Philip Nicholas Johnson-Laird

Bio/Description

Philip Johnson-Laird is retiring this year after 23 years on the faculty of the psychology department. A renowned expert on the psychology of language and thinking, Phil has been a pioneer in the development of the interdisciplinary field of cognitive science here at Princeton and around the globe.

Phil was born on October 12, 1936, in Rothwell, near Leeds, England. He did not start out to be a psychologist: After graduating from the Culford School in 1952, he attended the College of Estate Management in Kensington, London, passing the intermediate examination of the Royal Institution of Chartered Surveyors in 1959. He then spent a couple of years as a freelance jazz musician and music critic before attending University College London, where he received his B.A. in psychology (1964) and his Ph.D. in psychology (1967). He stayed at UCL for four years as a lecturer, and then moved to the University of Sussex, where he spent a decade as reader, professor and then chair.

Phil’s intellectual odyssey began with the study of language and, in particular, how people understand logically complex sentences. In a departure from the conventional wisdom of the early 1970s, Phil proposed that the meaning of sentences depended less on grammatical and syntactical rules than on mental representations of the sentence’s focus. Thus, for example, sentences written in the active and passive voice may have the same meaning by grammatical rule, but lead to very different mental representations. Accordingly, they will be understood differently. This was a variant of the argument Phil would continue to make throughout his career.

Phil’s early work brought him to the attention of George Miller who, in the early 1970s, was at the Institute for Advanced Study. George brought Phil to the institute, where the two collaborated on a book, “Language and Perception” (1976). The book put forth the view that lexical meanings could fruitfully be treated as elements of procedures executed in the process of understanding discourse. It was a major theoretical and empirical contribution. In particular, by focusing on how psychological processes produce meaning, it ushered in the cognitive revolution that would transform experimental psychology over the next several decades. Moreover, Phil pursued tests of the theory through a combination of computer modeling and experimentation, an interdisciplinary approach that would become a hallmark of the new field of cognitive science.

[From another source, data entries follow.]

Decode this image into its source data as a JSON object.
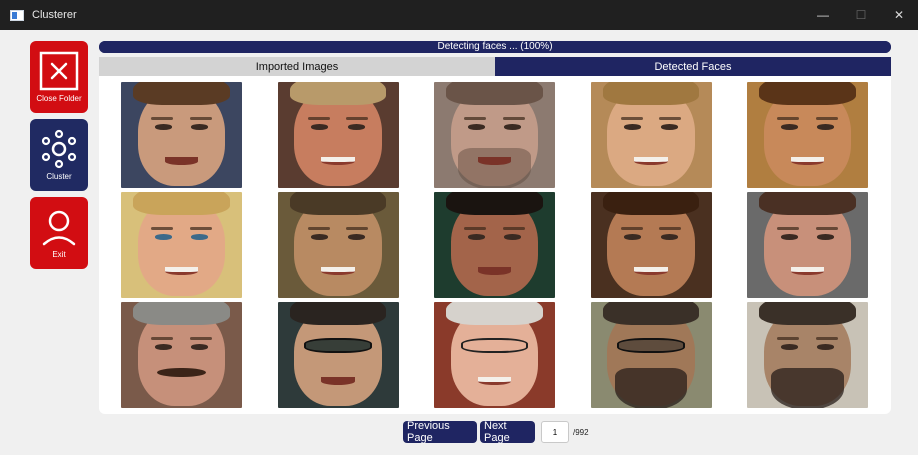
{
  "window": {
    "title": "Clusterer",
    "controls": {
      "minimize": "—",
      "maximize": "☐",
      "close": "✕"
    }
  },
  "sidebar": {
    "items": [
      {
        "label": "Close Folder",
        "icon": "close-box-icon",
        "color": "#d20d12"
      },
      {
        "label": "Cluster",
        "icon": "cluster-icon",
        "color": "#202a62"
      },
      {
        "label": "Exit",
        "icon": "user-icon",
        "color": "#d20d12"
      }
    ]
  },
  "progress": {
    "text": "Detecting faces ... (100%)",
    "value": 100
  },
  "tabs": [
    {
      "label": "Imported Images",
      "active": false
    },
    {
      "label": "Detected Faces",
      "active": true
    }
  ],
  "pager": {
    "prev_label": "Previous Page",
    "next_label": "Next Page",
    "current_page": "1",
    "total": "/992"
  },
  "colors": {
    "navy": "#1f2562",
    "red": "#d20d12",
    "tab_inactive": "#d3d3d3"
  }
}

By the early 1980s, Phil was expanding his analyses from psycho­linguistics to the more general question of semantic reasoning. In this arena too, he argued that people reason systematically, albeit in ways that depart from formal rules of inference. Specifically, he envisioned a three-step process by which people solve logical problems: 1) they imagine a state of affairs — construct a mental model — in which the premises are true; 2) they formulate an informative conclusion true in the model; and 3) they search for an alternative model of the premises in which the putative conclusion is false. If there is no such model, then the conclusion is a valid inference from the premises. This mental-model theory of deductive inference soon grew into a more general theory of reasoning across a variety of domains. Phil published the theory in a book, “Mental Models” (1983).

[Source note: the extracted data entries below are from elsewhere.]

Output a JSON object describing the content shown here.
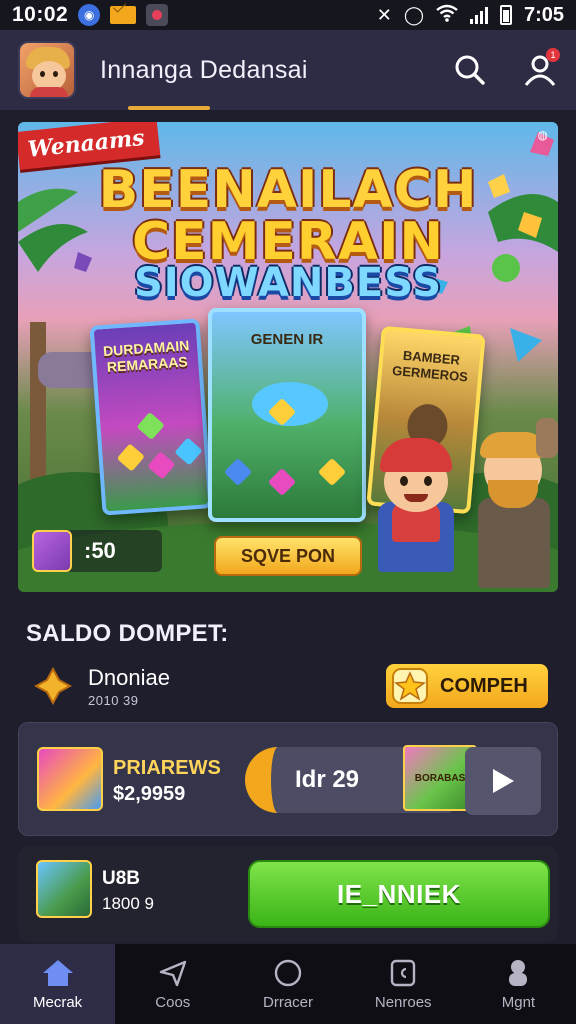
{
  "status_bar": {
    "time_left": "10:02",
    "time_right": "7:05"
  },
  "header": {
    "title": "Innanga Dedansai",
    "notification_badge": "1"
  },
  "banner": {
    "ribbon": "Wenaams",
    "headline_1": "BEENAILACH",
    "headline_2": "CEMERAIN",
    "headline_3": "SIOWANBESS",
    "card_left_label": "DURDAMAIN REMARAAS",
    "card_mid_label": "GENEN IR",
    "card_right_label": "BAMBER GERMEROS",
    "count": ":50",
    "cta": "SQVE PON"
  },
  "wallet": {
    "section_title": "SALDO DOMPET:",
    "balance_name": "Dnoniae",
    "balance_sub": "2010 39",
    "balance_button": "COMPEH"
  },
  "offer": {
    "name": "PRIAREWS",
    "price": "$2,9959",
    "pill_text": "Idr 29",
    "pill_thumb_label": "BORABAS"
  },
  "promo": {
    "name": "U8B",
    "sub": "1800 9",
    "button": "IE_NNIEK"
  },
  "bottom_nav": [
    {
      "label": "Mecrak",
      "icon": "home-icon"
    },
    {
      "label": "Coos",
      "icon": "send-icon"
    },
    {
      "label": "Drracer",
      "icon": "circle-icon"
    },
    {
      "label": "Nenroes",
      "icon": "wallet-icon"
    },
    {
      "label": "Mgnt",
      "icon": "user-icon"
    }
  ],
  "colors": {
    "background": "#1e1e2c",
    "header": "#2e2c44",
    "accent_gold": "#f2a71c",
    "accent_green": "#3bb418"
  }
}
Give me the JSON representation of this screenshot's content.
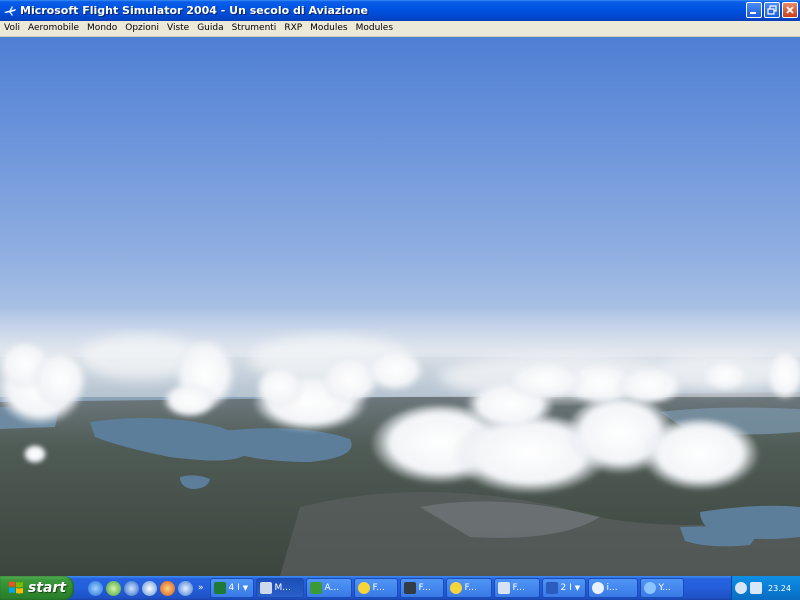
{
  "window": {
    "title": "Microsoft Flight Simulator 2004 - Un secolo di Aviazione",
    "buttons": [
      "minimize-icon",
      "restore-icon",
      "close-icon"
    ]
  },
  "menu": {
    "items": [
      "Voli",
      "Aeromobile",
      "Mondo",
      "Opzioni",
      "Viste",
      "Guida",
      "Strumenti",
      "RXP",
      "Modules",
      "Modules"
    ]
  },
  "taskbar": {
    "start_label": "start",
    "quick_launch_more": "»",
    "tasks": [
      {
        "label": "4 I",
        "icon": "excel-icon",
        "arrow": "▼"
      },
      {
        "label": "M...",
        "icon": "flight-simulator-icon",
        "active": true
      },
      {
        "label": "A...",
        "icon": "plant-icon"
      },
      {
        "label": "F...",
        "icon": "sun-icon"
      },
      {
        "label": "F...",
        "icon": "monitor-icon"
      },
      {
        "label": "F...",
        "icon": "sun-icon"
      },
      {
        "label": "F...",
        "icon": "plane-icon"
      },
      {
        "label": "2 I",
        "icon": "word-icon",
        "arrow": "▼"
      },
      {
        "label": "i...",
        "icon": "network-icon"
      },
      {
        "label": "Y...",
        "icon": "ie-icon"
      }
    ],
    "clock": "23.24"
  },
  "colors": {
    "titlebar": "#0054e3",
    "menubar": "#ece9d8",
    "taskbar": "#245edb",
    "start": "#3c9a3c",
    "tray": "#0b7dd6"
  }
}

Around this time, the psychology department began trying in earnest to recruit Phil to come to Princeton. George had returned to the department from the institute, and there was no one he was more eager to have on the faculty than Phil. It was a complicated recruitment: Although severe budget cuts at English universities had disenfranchised Phil, like so many others, he had recently moved to Cambridge University and was settling in happily. The process took six years, during which time Phil came to Princeton for a month or two at a time on three separate occasions. He finally accepted a full faculty position in October of 1989, and in 1994 became the Stuart Professor of Psychology.

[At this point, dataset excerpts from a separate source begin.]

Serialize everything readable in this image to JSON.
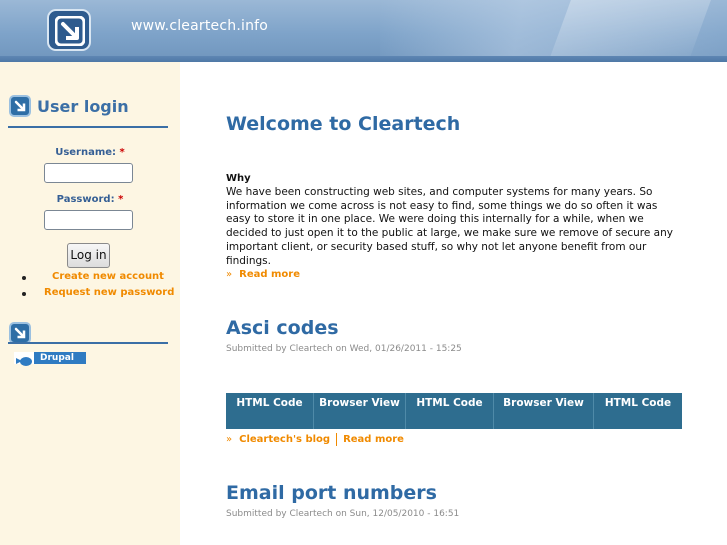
{
  "header": {
    "site_url": "www.cleartech.info"
  },
  "sidebar": {
    "login_block": {
      "title": "User login",
      "username_label": "Username:",
      "password_label": "Password:",
      "required_marker": "*",
      "username_value": "",
      "password_value": "",
      "login_button": "Log in",
      "links": [
        "Create new account",
        "Request new password"
      ]
    },
    "powered_by": {
      "badge_text": "Drupal"
    }
  },
  "main": {
    "nodes": [
      {
        "title": "Welcome to Cleartech",
        "subheading": "Why",
        "body": "We have been constructing web sites, and computer systems for many years. So information we come across is not easy to find, some things we do so often it was easy to store it in one place. We were doing this internally for a while, when we decided to just open it to the public at large, we make sure we remove of secure any important client, or security based stuff, so why not let anyone benefit from our findings.",
        "read_more": "Read more"
      },
      {
        "title": "Asci codes",
        "submitted": "Submitted by Cleartech on Wed, 01/26/2011 - 15:25",
        "table_headers": [
          "HTML Code",
          "Browser View",
          "HTML Code",
          "Browser View",
          "HTML Code"
        ],
        "blog_link": "Cleartech's blog",
        "read_more": "Read more"
      },
      {
        "title": "Email port numbers",
        "submitted": "Submitted by Cleartech on Sun, 12/05/2010 - 16:51"
      }
    ],
    "link_prefix": "»"
  },
  "colors": {
    "accent_blue": "#2f6aa4",
    "link_orange": "#f08a00",
    "sidebar_bg": "#fdf6e3",
    "table_bg": "#2e6d8f"
  },
  "icons": {
    "site_logo": "arrow-down-right-icon",
    "block_logo": "arrow-down-right-icon",
    "drupal_logo": "drupal-drop-icon"
  }
}
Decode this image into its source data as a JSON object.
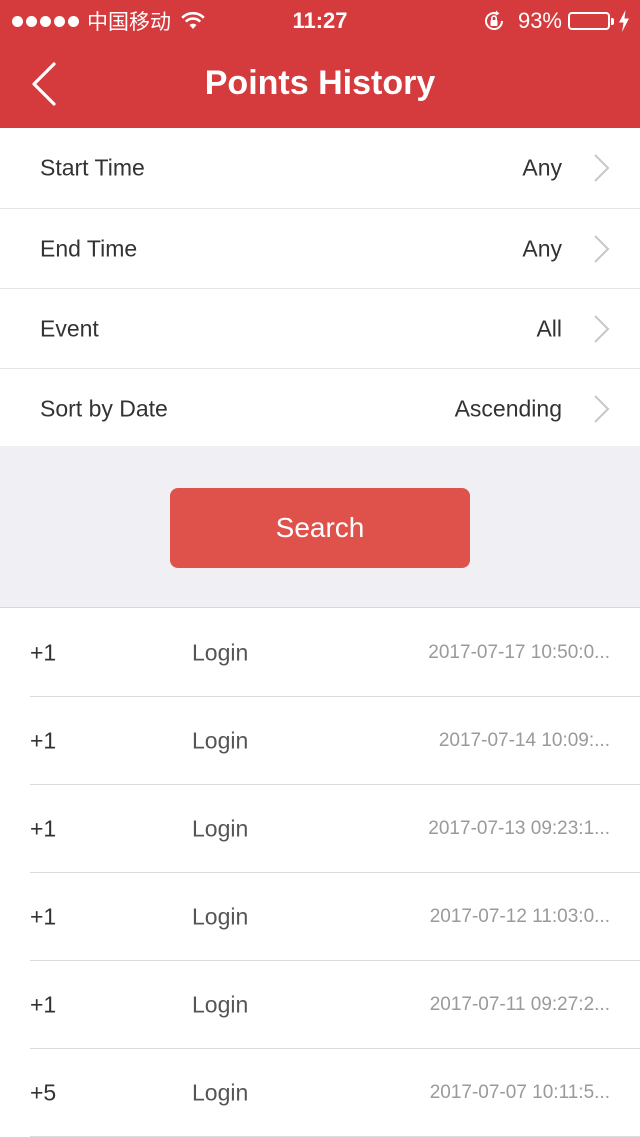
{
  "status_bar": {
    "carrier": "中国移动",
    "time": "11:27",
    "battery_percent": "93%",
    "battery_level": 0.93,
    "signal_bars": 5,
    "icons": [
      "wifi-icon",
      "lock-rotation-icon",
      "battery-icon",
      "charging-icon"
    ]
  },
  "nav": {
    "title": "Points History",
    "back_icon": "chevron-left-icon"
  },
  "filters": [
    {
      "label": "Start Time",
      "value": "Any"
    },
    {
      "label": "End Time",
      "value": "Any"
    },
    {
      "label": "Event",
      "value": "All"
    },
    {
      "label": "Sort by Date",
      "value": "Ascending"
    }
  ],
  "search": {
    "label": "Search"
  },
  "history": [
    {
      "points": "+1",
      "event": "Login",
      "date": "2017-07-17 10:50:0..."
    },
    {
      "points": "+1",
      "event": "Login",
      "date": "2017-07-14 10:09:..."
    },
    {
      "points": "+1",
      "event": "Login",
      "date": "2017-07-13 09:23:1..."
    },
    {
      "points": "+1",
      "event": "Login",
      "date": "2017-07-12 11:03:0..."
    },
    {
      "points": "+1",
      "event": "Login",
      "date": "2017-07-11 09:27:2..."
    },
    {
      "points": "+5",
      "event": "Login",
      "date": "2017-07-07 10:11:5..."
    }
  ],
  "colors": {
    "brand_red": "#d53a3c",
    "button_red": "#de524b",
    "background_gray": "#efeff4",
    "battery_green": "#4cd964"
  }
}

During his tenure at Princeton, Phil continued to develop and expand his theory of mental models to account for propositional reasoning, modal reasoning and informal argumentation in everyday life. He also developed a theory of emotions and, drawing on his lifelong interest in music, experimented with creative musical algorithms that generate novel tonal chord sequences, bass lines and melodies. He pursued these lines of research in collaboration with graduate students, postdocs and faculty colleagues here at Princeton and throughout Europe. Indeed, he had so many collaborators in Italy that he learned Italian to the level of fluency just so that he could be more comfortable communicating with them.

Phil received many honors and awards for his work, including being named a fellow of the British Academy (1986), a fellow of the Royal Society of London (1991), a recipient of the Fyssen Foundation International Prize (2003) and a member of the National Academy of Sciences (2007). He also received honorary doctorates from universities in Sweden, Italy, Ireland, Spain, Belgium and England.

Here on campus, Phil established a reputation as a master teacher and a valuable mentor. His courses on cognitive science, cognitive psychology, rationality, the psychology of thinking, the psychology of music and creativity drew students from a wide range of disciplines and received consistently rave reviews. Students praised the clarity and wit of Phil’s lectures and his ability to engage students in rigorous and intellectually productive seminar discussions. In addition, Phil had great success as a mentor, with success measured both by his students’ accomplishments and by their experiences. Indeed, he was such a popular mentor that he received the Graduate Mentoring Award in 2004. Students cited his infectious passion for teaching and research, his honesty, sincerity and humility, and his competitiveness in their weekly badminton games as among the qualities that made him an excellent adviser and role model.